(8.D.2.7) Delaying Control Signals
You may encounter a situation where you want to delay the action of a control signal by a fixed or variable amount of time. As control signals typically are processed at a slower rate than audio in your design, running the control signal through a delay block running at the native sampling rate will use an unnecessarily large amount of RAM unless you configure the delay to operate at the same lower sample rate and block size as the control signal itself.
Example 1: Using a control signal coming in on the input pin
In this example, the control signal which we wish to delay at a lower sample rate is coming in on the layout’s input pin on channel 2 at 48 kHz with a block size of 32. Channel 1 carries the audio data which will have its gain adjusted by the delayed control signal.
The first sample rate reduction occurs as a result of the Block Statistics module which outputs a block size of 1 regardless of the input Block Size. The output sample rate is the input sample rate divided by the input block size. 48000/32 = 1500 Hz.
In order to reduce the sample rate further, we have to buffer up after which we can use a decimator. The buffer up factor and the decimation factor are set to the same value (32) resulting in a signal of block size 1 which is at 1500/32 = 46.875 Hz. This sets the resolution of the delay setting to 1/46.875 = 21.3 msec per sample.
The delay module is now operating with a block size of 1 at 46.875 Hz. In this example, 200 samples will result in a delay of about 4.27 seconds. If we had run the delay line at 48000 Hz, this same delay would have required 204,800 samples.
Following the Delay module, we use a FIR Interpolation module to return the signal sampling rate to 1500 Hz (48000/32). Finally, a BufferDown module reduces the block size to 1 which makes it equivalent to a control signal coming from a DC Source.
The total delay time includes the latency of the Buffering, Decimation, and Interpolation stages in addition to the Delay module itself.
View the accumulated delay by selecting View->Accumulated Delay.
The accumulated delay in this example is 6591 samples @ 1500 Hz or 4.394 seconds.
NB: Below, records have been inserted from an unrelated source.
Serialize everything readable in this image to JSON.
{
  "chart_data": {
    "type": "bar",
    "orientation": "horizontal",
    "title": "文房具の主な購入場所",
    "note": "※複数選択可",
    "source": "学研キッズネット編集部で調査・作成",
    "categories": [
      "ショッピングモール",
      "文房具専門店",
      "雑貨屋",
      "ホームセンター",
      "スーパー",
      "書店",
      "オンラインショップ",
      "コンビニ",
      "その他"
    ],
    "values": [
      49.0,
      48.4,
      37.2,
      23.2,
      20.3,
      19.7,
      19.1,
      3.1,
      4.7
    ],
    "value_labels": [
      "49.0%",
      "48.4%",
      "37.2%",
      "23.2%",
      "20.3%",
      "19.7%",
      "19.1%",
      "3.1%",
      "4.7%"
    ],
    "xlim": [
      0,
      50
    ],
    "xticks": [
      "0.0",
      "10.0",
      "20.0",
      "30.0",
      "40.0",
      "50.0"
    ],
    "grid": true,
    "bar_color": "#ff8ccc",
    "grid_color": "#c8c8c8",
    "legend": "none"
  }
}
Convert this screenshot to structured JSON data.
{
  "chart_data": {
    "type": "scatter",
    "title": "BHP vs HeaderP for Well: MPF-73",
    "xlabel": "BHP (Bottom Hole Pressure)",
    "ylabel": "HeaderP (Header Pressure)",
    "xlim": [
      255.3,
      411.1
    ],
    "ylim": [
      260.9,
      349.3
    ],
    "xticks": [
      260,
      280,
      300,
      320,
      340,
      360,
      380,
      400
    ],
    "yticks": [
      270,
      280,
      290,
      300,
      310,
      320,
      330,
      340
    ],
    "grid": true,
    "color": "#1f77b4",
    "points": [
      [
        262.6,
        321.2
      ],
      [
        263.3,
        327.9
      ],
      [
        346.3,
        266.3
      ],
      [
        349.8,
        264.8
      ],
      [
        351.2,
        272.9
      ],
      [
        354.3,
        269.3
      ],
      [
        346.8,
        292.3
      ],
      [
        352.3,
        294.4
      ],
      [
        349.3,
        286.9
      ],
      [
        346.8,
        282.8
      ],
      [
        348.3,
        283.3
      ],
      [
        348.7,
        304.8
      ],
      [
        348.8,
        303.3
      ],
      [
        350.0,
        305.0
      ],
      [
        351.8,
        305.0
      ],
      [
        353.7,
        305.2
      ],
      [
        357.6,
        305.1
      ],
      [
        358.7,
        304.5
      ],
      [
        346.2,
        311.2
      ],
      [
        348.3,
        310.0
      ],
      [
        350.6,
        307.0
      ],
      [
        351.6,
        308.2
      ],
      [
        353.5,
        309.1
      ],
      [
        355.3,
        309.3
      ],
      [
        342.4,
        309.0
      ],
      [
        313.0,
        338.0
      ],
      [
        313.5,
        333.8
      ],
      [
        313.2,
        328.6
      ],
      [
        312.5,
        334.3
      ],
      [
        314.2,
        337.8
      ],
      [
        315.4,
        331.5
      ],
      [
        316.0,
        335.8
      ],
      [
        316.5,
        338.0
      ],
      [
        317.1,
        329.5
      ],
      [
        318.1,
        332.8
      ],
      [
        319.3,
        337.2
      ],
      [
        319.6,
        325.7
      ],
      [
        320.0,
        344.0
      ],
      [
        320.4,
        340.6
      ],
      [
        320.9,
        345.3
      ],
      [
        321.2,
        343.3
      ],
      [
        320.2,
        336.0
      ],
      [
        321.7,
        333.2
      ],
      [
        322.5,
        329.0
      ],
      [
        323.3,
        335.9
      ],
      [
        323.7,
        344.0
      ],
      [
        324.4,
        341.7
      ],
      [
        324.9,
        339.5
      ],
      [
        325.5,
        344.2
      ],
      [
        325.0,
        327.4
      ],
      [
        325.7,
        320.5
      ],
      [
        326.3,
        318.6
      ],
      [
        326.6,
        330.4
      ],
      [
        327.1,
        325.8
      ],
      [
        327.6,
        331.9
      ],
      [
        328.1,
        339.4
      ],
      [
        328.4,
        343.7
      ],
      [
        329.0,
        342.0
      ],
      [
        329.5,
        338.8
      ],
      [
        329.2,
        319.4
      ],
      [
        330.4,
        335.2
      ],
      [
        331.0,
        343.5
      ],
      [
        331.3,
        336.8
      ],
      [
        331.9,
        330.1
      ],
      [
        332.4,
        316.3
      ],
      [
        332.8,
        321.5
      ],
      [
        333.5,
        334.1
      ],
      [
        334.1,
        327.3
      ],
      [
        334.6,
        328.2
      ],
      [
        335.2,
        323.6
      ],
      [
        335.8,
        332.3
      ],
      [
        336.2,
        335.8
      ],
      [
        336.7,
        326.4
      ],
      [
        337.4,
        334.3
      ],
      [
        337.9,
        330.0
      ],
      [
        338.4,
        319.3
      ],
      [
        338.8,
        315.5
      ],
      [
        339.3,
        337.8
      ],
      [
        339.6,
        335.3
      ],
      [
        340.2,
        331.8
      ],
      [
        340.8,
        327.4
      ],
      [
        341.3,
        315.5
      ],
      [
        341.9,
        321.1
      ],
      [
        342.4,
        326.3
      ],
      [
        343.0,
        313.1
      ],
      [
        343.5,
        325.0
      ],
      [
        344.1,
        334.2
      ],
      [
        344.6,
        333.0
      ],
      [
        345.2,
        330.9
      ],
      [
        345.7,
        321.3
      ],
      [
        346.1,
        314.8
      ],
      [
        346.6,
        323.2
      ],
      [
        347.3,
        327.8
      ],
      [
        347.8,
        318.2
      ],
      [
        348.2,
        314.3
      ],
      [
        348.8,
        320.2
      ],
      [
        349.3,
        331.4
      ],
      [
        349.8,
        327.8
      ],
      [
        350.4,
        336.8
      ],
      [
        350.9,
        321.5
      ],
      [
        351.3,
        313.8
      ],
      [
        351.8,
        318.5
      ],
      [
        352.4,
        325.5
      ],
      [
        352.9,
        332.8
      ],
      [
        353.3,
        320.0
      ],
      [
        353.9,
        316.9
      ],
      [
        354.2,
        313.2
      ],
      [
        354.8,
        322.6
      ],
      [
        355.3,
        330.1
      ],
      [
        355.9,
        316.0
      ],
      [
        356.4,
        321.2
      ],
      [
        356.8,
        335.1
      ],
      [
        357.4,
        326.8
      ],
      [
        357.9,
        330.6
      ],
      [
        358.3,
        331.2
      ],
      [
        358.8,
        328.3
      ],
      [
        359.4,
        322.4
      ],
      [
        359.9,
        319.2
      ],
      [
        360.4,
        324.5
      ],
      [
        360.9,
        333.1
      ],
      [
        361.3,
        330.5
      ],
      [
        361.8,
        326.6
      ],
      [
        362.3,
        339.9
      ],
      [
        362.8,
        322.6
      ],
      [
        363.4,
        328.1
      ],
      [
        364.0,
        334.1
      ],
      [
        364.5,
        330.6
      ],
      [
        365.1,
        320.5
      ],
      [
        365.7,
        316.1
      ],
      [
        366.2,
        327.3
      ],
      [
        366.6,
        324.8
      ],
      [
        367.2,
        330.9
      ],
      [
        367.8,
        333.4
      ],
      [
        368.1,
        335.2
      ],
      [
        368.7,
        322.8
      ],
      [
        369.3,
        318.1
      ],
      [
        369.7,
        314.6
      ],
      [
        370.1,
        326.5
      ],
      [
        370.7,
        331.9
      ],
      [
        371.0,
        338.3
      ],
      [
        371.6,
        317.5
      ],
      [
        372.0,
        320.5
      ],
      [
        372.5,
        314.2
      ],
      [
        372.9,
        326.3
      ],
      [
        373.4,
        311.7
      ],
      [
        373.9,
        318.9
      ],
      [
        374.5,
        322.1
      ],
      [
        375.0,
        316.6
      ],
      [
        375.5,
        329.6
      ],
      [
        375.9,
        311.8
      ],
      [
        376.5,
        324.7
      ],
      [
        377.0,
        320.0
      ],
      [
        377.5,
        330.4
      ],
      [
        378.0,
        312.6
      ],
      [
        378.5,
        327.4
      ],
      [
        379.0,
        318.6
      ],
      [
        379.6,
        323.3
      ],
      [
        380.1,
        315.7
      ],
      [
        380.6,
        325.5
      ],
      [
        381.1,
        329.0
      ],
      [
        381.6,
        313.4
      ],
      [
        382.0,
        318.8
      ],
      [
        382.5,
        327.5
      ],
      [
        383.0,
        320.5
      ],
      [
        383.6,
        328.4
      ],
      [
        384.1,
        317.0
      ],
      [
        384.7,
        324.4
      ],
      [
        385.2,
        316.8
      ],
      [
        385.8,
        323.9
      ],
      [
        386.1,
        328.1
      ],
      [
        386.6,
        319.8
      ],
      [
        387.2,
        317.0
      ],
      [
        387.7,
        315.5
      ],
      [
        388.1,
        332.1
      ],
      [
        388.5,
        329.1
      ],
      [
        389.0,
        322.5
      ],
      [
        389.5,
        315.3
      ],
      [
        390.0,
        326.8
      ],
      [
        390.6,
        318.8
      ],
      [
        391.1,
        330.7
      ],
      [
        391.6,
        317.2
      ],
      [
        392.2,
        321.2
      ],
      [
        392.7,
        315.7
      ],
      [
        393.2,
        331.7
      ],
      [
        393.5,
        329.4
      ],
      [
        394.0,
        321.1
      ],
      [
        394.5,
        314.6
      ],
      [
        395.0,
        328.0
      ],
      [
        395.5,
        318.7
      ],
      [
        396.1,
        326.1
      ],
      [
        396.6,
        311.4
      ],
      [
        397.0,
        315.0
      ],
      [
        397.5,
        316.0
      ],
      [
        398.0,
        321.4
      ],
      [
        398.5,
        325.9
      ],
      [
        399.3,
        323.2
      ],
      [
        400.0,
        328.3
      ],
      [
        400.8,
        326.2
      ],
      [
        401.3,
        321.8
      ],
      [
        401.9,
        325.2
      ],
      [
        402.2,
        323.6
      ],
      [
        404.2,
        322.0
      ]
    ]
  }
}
The Delay itself contributes 4.267 seconds, so the delay contribution of the additional processing is about 0.127 seconds.
Example 2: Using a control signal coming from a DC Source.
This is very much like the first example, with the exception that we set the DC Source to run at 1500 Hz (input sample rate/input block size) with a Block Size of 1, so the first BlockStatistics module is not needed.
Options and considerations:
You can use IIR based decimators and interpolators instead of FIR based ones. These will have different resource requirements (RAM, CPU load) and latency.
When using the FIR interpolator, if the filter length is too short, you will see artifacts in the delayed control signal.